To determine the vertices, first ensure the equation of the hyperbola is in the standard form. For our example, the equation is \[\frac{y^2}{9} - \frac{x^2}{25} = 1\].

• Here, the vertices can be found along the axis which corresponds to the positive term in the equation. In our case, this is the y-axis, since \(y^2\) is divided by \(a^2 = 9\).
• Calculated, \(a = \sqrt{9} = 3\), hence the vertices are at \((0, \pm 3)\). This means the hyperbola will extend vertically from \(-3\) to \(3\) on the y-axis.

These points serve as a guide to sketching the hyperbola, emphasizing its vertical stretch.

The foci of a hyperbola are special points that are always located within the curve. They are essential for understanding the hyperbola because the difference in distances from any point on the hyperbola to the foci is constant. This intrinsic property makes hyperbolas unique.
To find the foci, we use the equation \(c = \sqrt{a^2 + b^2}\).

• Given \(a^2 = 9\) and \(b^2 = 25\), we find \(c = \sqrt{9 + 25} = \sqrt{34}\).
• The foci are positioned along the same axis as the vertices, given the equation's form. Thus, they are located at \((0, \pm \sqrt{34})\).

These foci lie further along the y-axis than the vertices, as their location affects the hyperbola's shape and the way it opens.

Asymptotes are straight lines that approach the hyperbola but never intersect it.
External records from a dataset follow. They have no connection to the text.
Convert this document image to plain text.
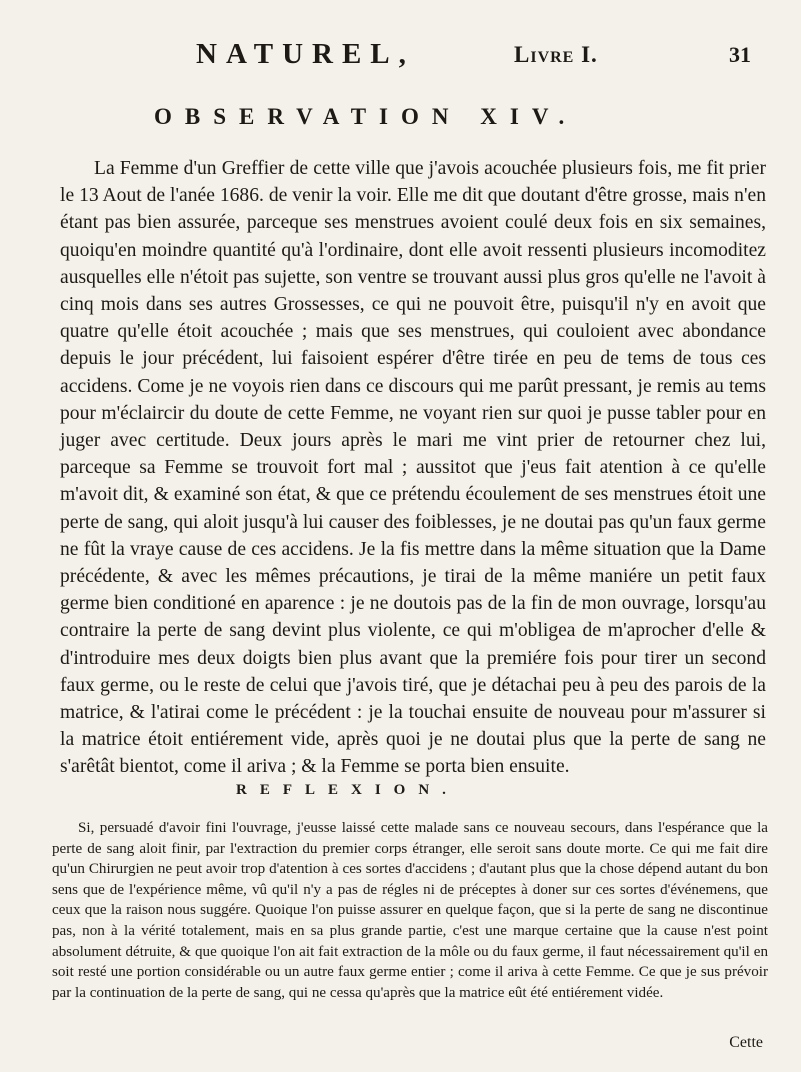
NATUREL,	Livre I.	31
OBSERVATION XIV.

La Femme d'un Greffier de cette ville que j'avois acouchée plusieurs fois, me fit prier le 13 Aout de l'anée 1686. de venir la voir. Elle me dit que doutant d'être grosse, mais n'en étant pas bien assurée, parceque ses menstrues avoient coulé deux fois en six semaines, quoiqu'en moindre quantité qu'à l'ordinaire, dont elle avoit ressenti plusieurs incomoditez ausquelles elle n'étoit pas sujette, son ventre se trouvant aussi plus gros qu'elle ne l'avoit à cinq mois dans ses autres Grossesses, ce qui ne pouvoit être, puisqu'il n'y en avoit que quatre qu'elle étoit acouchée ; mais que ses menstrues, qui couloient avec abondance depuis le jour précédent, lui faisoient espérer d'être tirée en peu de tems de tous ces accidens. Come je ne voyois rien dans ce discours qui me parût pressant, je remis au tems pour m'éclaircir du doute de cette Femme, ne voyant rien sur quoi je pusse tabler pour en juger avec certitude. Deux jours après le mari me vint prier de retourner chez lui, parceque sa Femme se trouvoit fort mal ; aussitot que j'eus fait atention à ce qu'elle m'avoit dit, & examiné son état, & que ce prétendu écoulement de ses menstrues étoit une perte de sang, qui aloit jusqu'à lui causer des foiblesses, je ne doutai pas qu'un faux germe ne fût la vraye cause de ces accidens. Je la fis mettre dans la même situation que la Dame précédente, & avec les mêmes précautions, je tirai de la même maniére un petit faux germe bien conditioné en aparence : je ne doutois pas de la fin de mon ouvrage, lorsqu'au contraire la perte de sang devint plus violente, ce qui m'obligea de m'aprocher d'elle & d'introduire mes deux doigts bien plus avant que la premiére fois pour tirer un second faux germe, ou le reste de celui que j'avois tiré, que je détachai peu à peu des parois de la matrice, & l'atirai come le précédent : je la touchai ensuite de nouveau pour m'assurer si la matrice étoit entiérement vide, après quoi je ne doutai plus que la perte de sang ne s'arêtât bientot, come il ariva ; & la Femme se porta bien ensuite.

REFLEXION.

Si, persuadé d'avoir fini l'ouvrage, j'eusse laissé cette malade sans ce nouveau secours, dans l'espérance que la perte de sang aloit finir, par l'extraction du premier corps étranger, elle seroit sans doute morte. Ce qui me fait dire qu'un Chirurgien ne peut avoir trop d'atention à ces sortes d'accidens ; d'autant plus que la chose dépend autant du bon sens que de l'expérience même, vû qu'il n'y a pas de régles ni de préceptes à doner sur ces sortes d'événemens, que ceux que la raison nous suggére. Quoique l'on puisse assurer en quelque façon, que si la perte de sang ne discontinue pas, non à la vérité totalement, mais en sa plus grande partie, c'est une marque certaine que la cause n'est point absolument détruite, & que quoique l'on ait fait extraction de la môle ou du faux germe, il faut nécessairement qu'il en soit resté une portion considérable ou un autre faux germe entier ; come il ariva à cette Femme. Ce que je sus prévoir par la continuation de la perte de sang, qui ne cessa qu'après que la matrice eût été entiérement vidée.

Cette
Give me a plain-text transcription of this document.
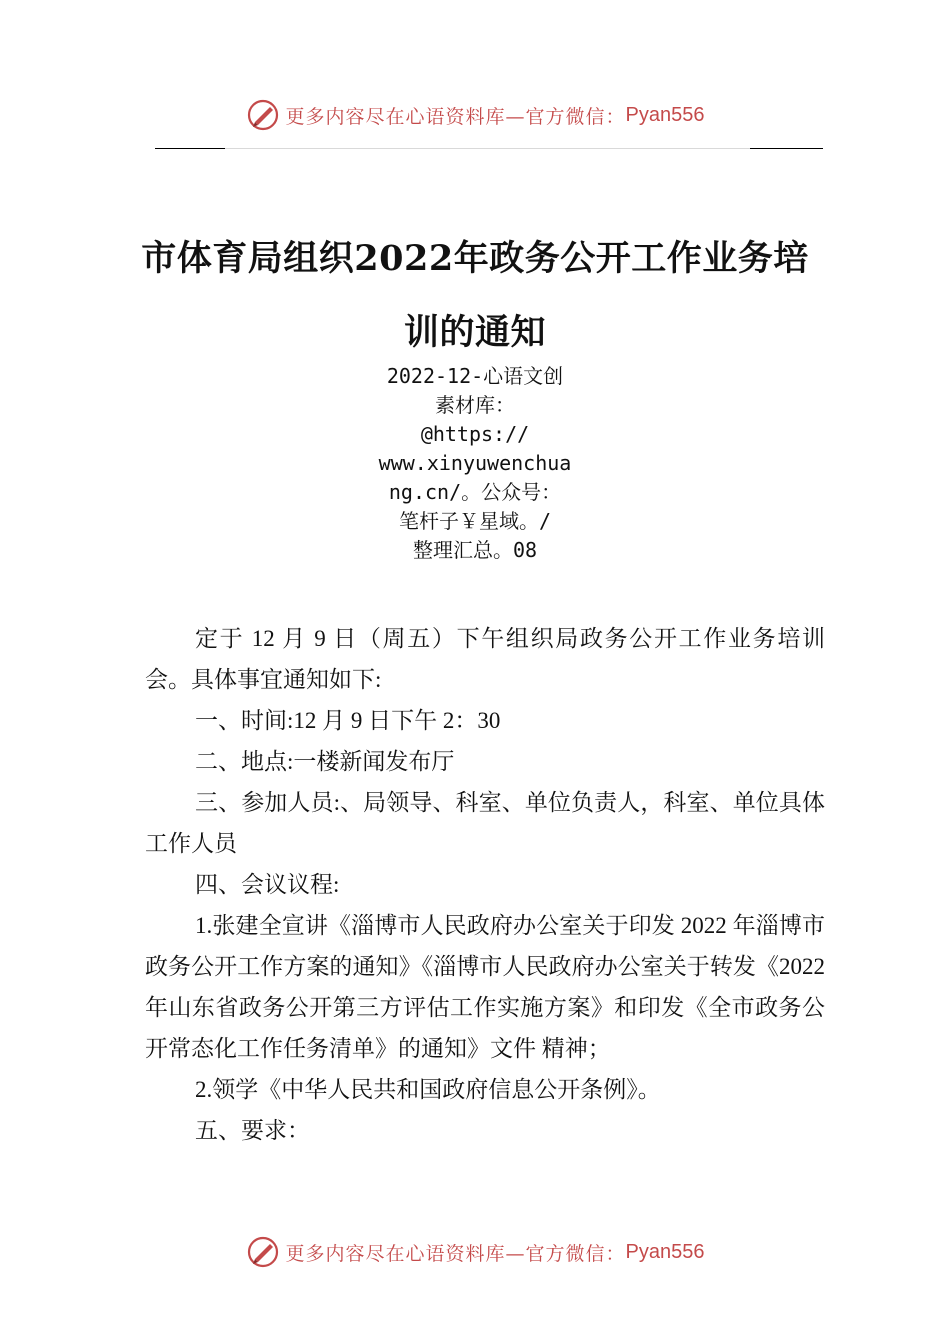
更多内容尽在心语资料库—官方微信： Pyan556
市体育局组织2022年政务公开工作业务培训的通知
2022-12-心语文创
素材库：
@https://
www.xinyuwenchua
ng.cn/。公众号：
笔杆子￥星域。/
整理汇总。08

定于 12 月 9 日（周五）下午组织局政务公开工作业务培训会。具体事宜通知如下:

一、时间:12 月 9 日下午 2：30

二、地点:一楼新闻发布厅

三、参加人员:、局领导、科室、单位负责人，科室、单位具体工作人员

四、会议议程:

1.张建全宣讲《淄博市人民政府办公室关于印发 2022 年淄博市政务公开工作方案的通知》《淄博市人民政府办公室关于转发《2022 年山东省政务公开第三方评估工作实施方案》和印发《全市政务公开常态化工作任务清单》的通知》文件 精神；

2.领学《中华人民共和国政府信息公开条例》。

五、要求：

更多内容尽在心语资料库—官方微信： Pyan556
They guide the curvature of the hyperbola and predict its direction as it extends towards infinity.
In the standard form equation, the asymptotes for our hyperbola \(\frac{y^2}{9} - \frac{x^2}{25} = 1\) are given by the formula \(y = \pm \frac{a}{b}x\).

• Plugging in the known values, \(a = 3\) and \(b = 5\), these become \(y = \pm \frac{3}{5}x\).

These asymptotes cross at the origin and provide a boundary framework that the hyperbola approaches but never touches. When sketching, you align your curves to tend toward these lines, forming the hyperbola's general pathway.